OK, one possibility is that your request handler is starting another goroutine which runs database queries, and you're passing the request context to that. The database queries are being run after the request completes, which will cause the tracing to attempt to start a span after the transaction has finished.

Does that sound plausible?

It seems that we are using an asynchronous case(work pool), the error show up in work pool thread, it matches what you described. let me dive in. Thx

1 Like

the basic process is like: req -> pool -> response, but the context is timed out while pooling, it seems like the context is timed out, but the transaction is still calling startSpan. There supposed to be design issues, but what's your suggestion for quick solution?

I see, thank you. I have created Investigate safeguards for apm.StartSpan when ctx containing ended transaction/span · Issue #317 · elastic/apm-agent-go · GitHub to track this issue.

As a quick fix, you could create an intermediate span at a point where you know the request hasn't finished/timed out, and add that span to the context, but don't call its End method until you know no more queries will be sent.

So the order of events would be like:

tx := elasticapm.DefaultTracer.StartTransaction("name", "type")
ctx := elasticapm.ContextWithTransaction(context.Background(), tx)
intermediateSpan, ctx2 := elasticapm.StartSpan(ctx, "intermediate", "span")
elasticapm.StartSpan(ctx2, "name", "type").End()

This should work because the transaction is not referenced after the call to StartSpan returns.

Thx Andrew.
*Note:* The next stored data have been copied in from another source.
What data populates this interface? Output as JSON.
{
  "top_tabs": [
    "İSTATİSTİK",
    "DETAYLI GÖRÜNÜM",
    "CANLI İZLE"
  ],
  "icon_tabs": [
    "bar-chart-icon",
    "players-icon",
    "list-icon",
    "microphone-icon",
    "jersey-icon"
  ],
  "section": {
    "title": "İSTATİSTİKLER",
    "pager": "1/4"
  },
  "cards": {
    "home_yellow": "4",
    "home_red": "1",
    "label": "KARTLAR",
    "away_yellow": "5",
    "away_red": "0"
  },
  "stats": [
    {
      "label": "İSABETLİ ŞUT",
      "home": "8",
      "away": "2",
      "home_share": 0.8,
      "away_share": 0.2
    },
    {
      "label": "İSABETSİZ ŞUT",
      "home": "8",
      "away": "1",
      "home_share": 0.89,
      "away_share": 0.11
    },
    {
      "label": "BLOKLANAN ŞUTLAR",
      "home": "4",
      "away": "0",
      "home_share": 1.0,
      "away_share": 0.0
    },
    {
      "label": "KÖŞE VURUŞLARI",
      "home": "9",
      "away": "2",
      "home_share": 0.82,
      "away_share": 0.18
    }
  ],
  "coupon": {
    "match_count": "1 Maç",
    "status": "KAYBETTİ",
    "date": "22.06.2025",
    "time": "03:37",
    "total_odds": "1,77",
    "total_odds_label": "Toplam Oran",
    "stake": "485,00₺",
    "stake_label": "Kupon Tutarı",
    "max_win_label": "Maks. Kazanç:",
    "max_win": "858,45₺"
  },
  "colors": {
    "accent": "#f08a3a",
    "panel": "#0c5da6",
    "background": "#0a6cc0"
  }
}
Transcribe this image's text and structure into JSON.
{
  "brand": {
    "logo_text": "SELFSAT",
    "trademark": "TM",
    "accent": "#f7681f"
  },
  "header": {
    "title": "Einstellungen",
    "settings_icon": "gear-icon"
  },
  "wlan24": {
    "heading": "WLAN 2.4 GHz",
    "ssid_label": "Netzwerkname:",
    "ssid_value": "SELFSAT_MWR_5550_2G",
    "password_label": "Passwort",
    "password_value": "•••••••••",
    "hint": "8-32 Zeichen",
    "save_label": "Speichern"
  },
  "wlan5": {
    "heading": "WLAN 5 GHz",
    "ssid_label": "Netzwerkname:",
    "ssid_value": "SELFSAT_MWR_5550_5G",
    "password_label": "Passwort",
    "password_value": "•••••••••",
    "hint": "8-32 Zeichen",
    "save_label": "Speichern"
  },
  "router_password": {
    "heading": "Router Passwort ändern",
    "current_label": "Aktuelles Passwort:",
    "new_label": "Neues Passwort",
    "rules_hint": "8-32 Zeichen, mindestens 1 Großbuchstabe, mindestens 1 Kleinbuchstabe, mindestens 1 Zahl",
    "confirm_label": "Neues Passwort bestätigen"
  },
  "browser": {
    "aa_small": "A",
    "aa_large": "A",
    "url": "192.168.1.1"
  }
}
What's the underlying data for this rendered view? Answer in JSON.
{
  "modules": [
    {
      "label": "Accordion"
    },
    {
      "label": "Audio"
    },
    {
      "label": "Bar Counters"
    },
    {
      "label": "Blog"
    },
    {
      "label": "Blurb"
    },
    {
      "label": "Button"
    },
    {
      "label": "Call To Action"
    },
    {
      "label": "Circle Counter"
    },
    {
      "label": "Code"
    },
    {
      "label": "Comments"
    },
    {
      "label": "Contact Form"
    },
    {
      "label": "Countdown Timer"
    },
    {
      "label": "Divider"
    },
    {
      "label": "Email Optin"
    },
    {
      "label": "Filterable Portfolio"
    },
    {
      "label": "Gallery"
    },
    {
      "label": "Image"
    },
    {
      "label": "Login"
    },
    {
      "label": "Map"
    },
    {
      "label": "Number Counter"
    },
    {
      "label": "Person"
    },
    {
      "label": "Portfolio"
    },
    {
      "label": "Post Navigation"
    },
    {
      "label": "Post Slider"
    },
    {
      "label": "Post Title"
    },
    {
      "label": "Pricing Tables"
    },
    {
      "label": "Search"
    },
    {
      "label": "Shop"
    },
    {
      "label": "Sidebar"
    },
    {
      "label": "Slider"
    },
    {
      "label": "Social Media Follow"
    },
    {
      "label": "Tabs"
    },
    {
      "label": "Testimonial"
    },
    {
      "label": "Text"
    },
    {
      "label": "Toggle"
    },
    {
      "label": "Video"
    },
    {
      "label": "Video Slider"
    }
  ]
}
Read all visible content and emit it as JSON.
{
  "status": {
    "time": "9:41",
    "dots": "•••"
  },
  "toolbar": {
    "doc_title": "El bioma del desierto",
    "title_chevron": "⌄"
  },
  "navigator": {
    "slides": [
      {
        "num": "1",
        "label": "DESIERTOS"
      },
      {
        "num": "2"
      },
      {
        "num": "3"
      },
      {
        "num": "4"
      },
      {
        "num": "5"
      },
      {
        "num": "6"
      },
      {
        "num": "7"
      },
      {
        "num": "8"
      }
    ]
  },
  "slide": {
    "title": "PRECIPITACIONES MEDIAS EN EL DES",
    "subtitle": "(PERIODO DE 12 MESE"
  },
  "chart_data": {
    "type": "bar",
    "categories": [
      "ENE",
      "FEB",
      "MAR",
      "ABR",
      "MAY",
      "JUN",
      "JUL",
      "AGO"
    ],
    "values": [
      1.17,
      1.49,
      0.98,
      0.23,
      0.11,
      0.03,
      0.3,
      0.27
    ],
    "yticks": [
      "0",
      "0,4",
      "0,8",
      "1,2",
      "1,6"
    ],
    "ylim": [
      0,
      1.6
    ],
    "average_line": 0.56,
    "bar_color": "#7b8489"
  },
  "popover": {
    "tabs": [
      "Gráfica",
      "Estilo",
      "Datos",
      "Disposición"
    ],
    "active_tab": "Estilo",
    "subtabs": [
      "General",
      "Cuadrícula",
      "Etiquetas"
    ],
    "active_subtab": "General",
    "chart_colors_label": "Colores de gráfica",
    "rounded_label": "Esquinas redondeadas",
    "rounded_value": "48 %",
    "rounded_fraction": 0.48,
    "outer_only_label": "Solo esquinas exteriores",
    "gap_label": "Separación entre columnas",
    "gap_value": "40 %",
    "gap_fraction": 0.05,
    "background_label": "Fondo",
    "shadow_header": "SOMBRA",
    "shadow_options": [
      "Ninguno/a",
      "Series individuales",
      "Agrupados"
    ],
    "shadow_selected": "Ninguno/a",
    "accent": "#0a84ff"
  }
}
Similarly, I am using following code at the beginning of WorkPool tasks, and it works as well.:yum:

tx := elasticapm.DefaultTracer.StartTransaction(name, "WorkPool")
defer tx.End()
context := elasticapm.ContextWithTransaction(context.Background(),  tx)

So that those dbr/sql/http instrumenting works as expected. Eventually, those tx and spans showed up at Dashboard as a dedicated 'Type' -> WorkPool in the middle of Request and Errors tabs.

Great! You won't be able to see the SQL spans within the HTTP request transaction, but this seems like a good quick fix. Keep an eye on the issue I linked, I hope to have a solution in the agent in the near future.

@Barry_Zhong FYI I've just merged https://github.com/elastic/apm-agent-go/pull/319 which will go into the next release. This change will eliminate panics in situations like you described by treating call to StartSpan with an ended transaction as a no-op.

@axw Awesome!

This topic was automatically closed 20 days after the last reply. New replies are no longer allowed.